In the memo, reviewed by The Wall Street Journal, the company told employees its priorities will be to “return the J.Crew brand to profitable growth” and “more diligently manage our balance of investments and expenses,” among other plans.
The elimination of Mercantile calls into question J.Crew’s deal with Amazon.com Inc., which currently sells only Mercantile products. Mr. Brett, before his departure, struck a deal to sell on the site, a reversal after the company had long resisted Amazon for fear it would cheapen the brand.
According to the memo, J.Crew plans to focus on growth for its overall lower-priced outlet business, including in stores and on its website. The phase-out of Mercantile next spring and summer is meant to free up staff to work solely on the outlet business, which has 175 stores, currently including 42 Mercantile stores. “We believe that a ‘good’ price tier opportunity is better served by the J.Crew label,” the memo says.
Upon Mr. Brett’s sudden departure, his duties were assumed by four current executives, who have formed an “office of the CEO.” The change leaves the fashion retailer without a sole chief executive as it tries to revive its fortunes heading into the critical holiday season.
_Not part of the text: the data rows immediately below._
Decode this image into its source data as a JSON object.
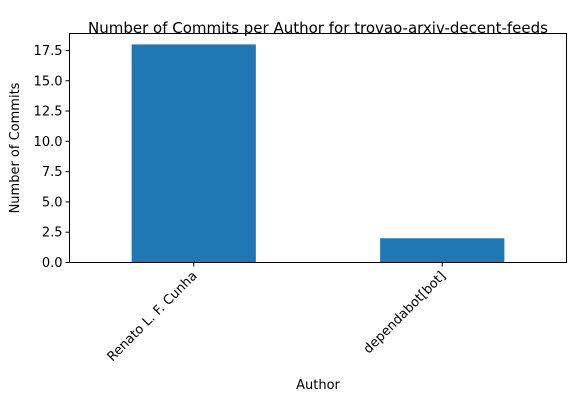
{
  "chart_data": {
    "type": "bar",
    "title": "Number of Commits per Author for trovao-arxiv-decent-feeds",
    "xlabel": "Author",
    "ylabel": "Number of Commits",
    "categories": [
      "Renato L. F. Cunha",
      "dependabot[bot]"
    ],
    "values": [
      18,
      2
    ],
    "ylim": [
      0,
      18.9
    ],
    "yticks": [
      0.0,
      2.5,
      5.0,
      7.5,
      10.0,
      12.5,
      15.0,
      17.5
    ],
    "ytick_labels": [
      "0.0",
      "2.5",
      "5.0",
      "7.5",
      "10.0",
      "12.5",
      "15.0",
      "17.5"
    ],
    "bar_color": "#1f77b4",
    "grid": false,
    "legend": "none"
  }
}
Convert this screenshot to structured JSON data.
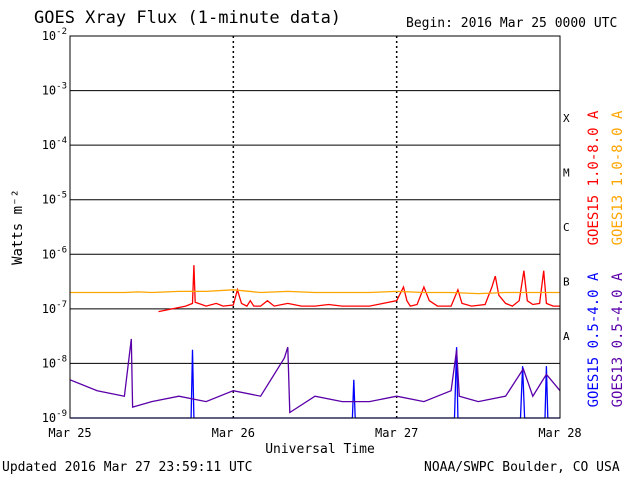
{
  "header": {
    "title": "GOES Xray Flux (1-minute data)",
    "begin": "Begin:  2016 Mar 25 0000 UTC"
  },
  "footer": {
    "updated": "Updated 2016 Mar 27 23:59:11 UTC",
    "credit": "NOAA/SWPC Boulder, CO USA"
  },
  "chart_data": {
    "type": "line",
    "title": "GOES Xray Flux (1-minute data)",
    "xlabel": "Universal Time",
    "ylabel": "Watts m⁻²",
    "yscale": "log",
    "ylim": [
      1e-09,
      0.01
    ],
    "xlim": [
      0,
      72
    ],
    "x_unit": "hours since 2016 Mar 25 0000 UTC",
    "xticks": [
      {
        "x": 0,
        "label": "Mar 25"
      },
      {
        "x": 24,
        "label": "Mar 26"
      },
      {
        "x": 48,
        "label": "Mar 27"
      },
      {
        "x": 72,
        "label": "Mar 28"
      }
    ],
    "yticks": [
      {
        "exp": -9,
        "label": "10",
        "sup": "-9"
      },
      {
        "exp": -8,
        "label": "10",
        "sup": "-8"
      },
      {
        "exp": -7,
        "label": "10",
        "sup": "-7"
      },
      {
        "exp": -6,
        "label": "10",
        "sup": "-6"
      },
      {
        "exp": -5,
        "label": "10",
        "sup": "-5"
      },
      {
        "exp": -4,
        "label": "10",
        "sup": "-4"
      },
      {
        "exp": -3,
        "label": "10",
        "sup": "-3"
      },
      {
        "exp": -2,
        "label": "10",
        "sup": "-2"
      }
    ],
    "flare_classes": [
      {
        "label": "X",
        "exp": -4
      },
      {
        "label": "M",
        "exp": -5
      },
      {
        "label": "C",
        "exp": -6
      },
      {
        "label": "B",
        "exp": -7
      },
      {
        "label": "A",
        "exp": -8
      }
    ],
    "grid": {
      "horizontal_lines": true,
      "vertical_day_lines": "dotted"
    },
    "legend": "right side, vertical",
    "series": [
      {
        "name": "GOES15 1.0-8.0 A",
        "color": "#ff0000",
        "points": [
          [
            13,
            -7.05
          ],
          [
            17,
            -6.95
          ],
          [
            18,
            -6.9
          ],
          [
            18.2,
            -6.2
          ],
          [
            18.4,
            -6.88
          ],
          [
            20,
            -6.95
          ],
          [
            21.5,
            -6.9
          ],
          [
            22.5,
            -6.95
          ],
          [
            24,
            -6.93
          ],
          [
            24.6,
            -6.65
          ],
          [
            25.2,
            -6.9
          ],
          [
            26,
            -6.95
          ],
          [
            26.5,
            -6.85
          ],
          [
            27,
            -6.95
          ],
          [
            28,
            -6.95
          ],
          [
            29,
            -6.85
          ],
          [
            30,
            -6.95
          ],
          [
            32,
            -6.9
          ],
          [
            34,
            -6.95
          ],
          [
            36,
            -6.95
          ],
          [
            38,
            -6.92
          ],
          [
            40,
            -6.95
          ],
          [
            44,
            -6.95
          ],
          [
            46,
            -6.9
          ],
          [
            48,
            -6.85
          ],
          [
            49,
            -6.6
          ],
          [
            49.5,
            -6.85
          ],
          [
            50,
            -6.95
          ],
          [
            51,
            -6.92
          ],
          [
            52,
            -6.6
          ],
          [
            52.8,
            -6.85
          ],
          [
            54,
            -6.95
          ],
          [
            56,
            -6.95
          ],
          [
            57,
            -6.65
          ],
          [
            57.6,
            -6.9
          ],
          [
            59,
            -6.95
          ],
          [
            61,
            -6.92
          ],
          [
            62,
            -6.6
          ],
          [
            62.5,
            -6.4
          ],
          [
            63,
            -6.75
          ],
          [
            64,
            -6.9
          ],
          [
            65,
            -6.95
          ],
          [
            66,
            -6.85
          ],
          [
            66.7,
            -6.3
          ],
          [
            67.2,
            -6.85
          ],
          [
            68,
            -6.92
          ],
          [
            69,
            -6.9
          ],
          [
            69.6,
            -6.3
          ],
          [
            70,
            -6.9
          ],
          [
            71,
            -6.95
          ],
          [
            72,
            -6.95
          ]
        ]
      },
      {
        "name": "GOES13 1.0-8.0 A",
        "color": "#ffa500",
        "points": [
          [
            0,
            -6.7
          ],
          [
            4,
            -6.7
          ],
          [
            8,
            -6.7
          ],
          [
            10,
            -6.69
          ],
          [
            12,
            -6.7
          ],
          [
            16,
            -6.68
          ],
          [
            20,
            -6.68
          ],
          [
            24,
            -6.65
          ],
          [
            28,
            -6.7
          ],
          [
            32,
            -6.68
          ],
          [
            36,
            -6.7
          ],
          [
            40,
            -6.7
          ],
          [
            44,
            -6.7
          ],
          [
            48,
            -6.68
          ],
          [
            52,
            -6.7
          ],
          [
            56,
            -6.7
          ],
          [
            60,
            -6.72
          ],
          [
            64,
            -6.7
          ],
          [
            68,
            -6.7
          ],
          [
            72,
            -6.7
          ]
        ]
      },
      {
        "name": "GOES15 0.5-4.0 A",
        "color": "#0000ff",
        "points": [
          [
            0,
            -9
          ],
          [
            17.8,
            -9
          ],
          [
            18,
            -7.75
          ],
          [
            18.2,
            -9
          ],
          [
            41.5,
            -9
          ],
          [
            41.7,
            -8.3
          ],
          [
            41.9,
            -9
          ],
          [
            56.5,
            -9
          ],
          [
            56.8,
            -7.7
          ],
          [
            57,
            -9
          ],
          [
            66.2,
            -9
          ],
          [
            66.5,
            -8.05
          ],
          [
            66.8,
            -9
          ],
          [
            69.8,
            -9
          ],
          [
            70,
            -8.05
          ],
          [
            70.2,
            -9
          ],
          [
            72,
            -9
          ]
        ]
      },
      {
        "name": "GOES13 0.5-4.0 A",
        "color": "#5a00a8",
        "points": [
          [
            0,
            -8.3
          ],
          [
            4,
            -8.5
          ],
          [
            8,
            -8.6
          ],
          [
            9,
            -7.55
          ],
          [
            9.2,
            -8.8
          ],
          [
            12,
            -8.7
          ],
          [
            16,
            -8.6
          ],
          [
            20,
            -8.7
          ],
          [
            24,
            -8.5
          ],
          [
            28,
            -8.6
          ],
          [
            31.5,
            -7.9
          ],
          [
            32,
            -7.7
          ],
          [
            32.3,
            -8.9
          ],
          [
            36,
            -8.6
          ],
          [
            40,
            -8.7
          ],
          [
            44,
            -8.7
          ],
          [
            48,
            -8.6
          ],
          [
            52,
            -8.7
          ],
          [
            56,
            -8.5
          ],
          [
            56.8,
            -7.75
          ],
          [
            57.2,
            -8.6
          ],
          [
            60,
            -8.7
          ],
          [
            64,
            -8.6
          ],
          [
            66.6,
            -8.1
          ],
          [
            68,
            -8.6
          ],
          [
            70,
            -8.2
          ],
          [
            72,
            -8.5
          ]
        ]
      }
    ]
  }
}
On November 29, the company said revenue increased 10 % to USD 622.2 million in the third quarter. Comparable sales increased 4 % at J.Crew and 22 % at a smaller brand, Madewell.
The company reported a net loss of USD 5.7 million compared with a loss of USD 18.4 million in the third quarter last year. Adjusting for lease terminations, “transformation costs” and other fees, the company said its earnings before interest, taxes, depreciation and amortization were USD 53.6 million, compared with USD 68.4 million in the year-earlier period.
Mr. Brett, a retail veteran who previously led furniture chain West Elm, was hired last summer amid a yearslong sales slump, when Mr. Drexler stepped aside after more than a decade as chief executive.
In an earlier interview with the Journal, Mr. Brett said his strategy was to expand J.Crew’s assortment with more entry-level prices, as well as plus sizes and more fit options. He was also expanding J.Crew’s stylesthrough subbrands and striking deals to sell clothing at other retailers. In August, the J.Crew brand snapped a four-year slump, posting a slight gain in quarterly sales at its existing stores and websites.
In the November 29 memo, J.Crew said it would exit the home goods business and phase out some subbrands “in the interest of creating greater clarity for consumers.” It will hire a new head of its outlet business, while Aaron Rose, who was hired by Mr. Brett as chief of emerging business and value brands, will be leaving the company. Geren Lockhart, head of emerging brands, is also leaving.
Mr. Brett had wanted to launch other brands and expand the lower-priced Mercantile brand in a bid to reach a more diverse group of customers. The moves became the subject of disagreement with the board, which includes long time J.Crew Chairman Millard “Mickey” Drexler and private equity-backers TPG Capital and Leonard Green & Partners. The dispute came to a head at a board meeting in recent weeks where Mr. Brett clashed with directors over their concerns about operating earnings, the Journal previously reported.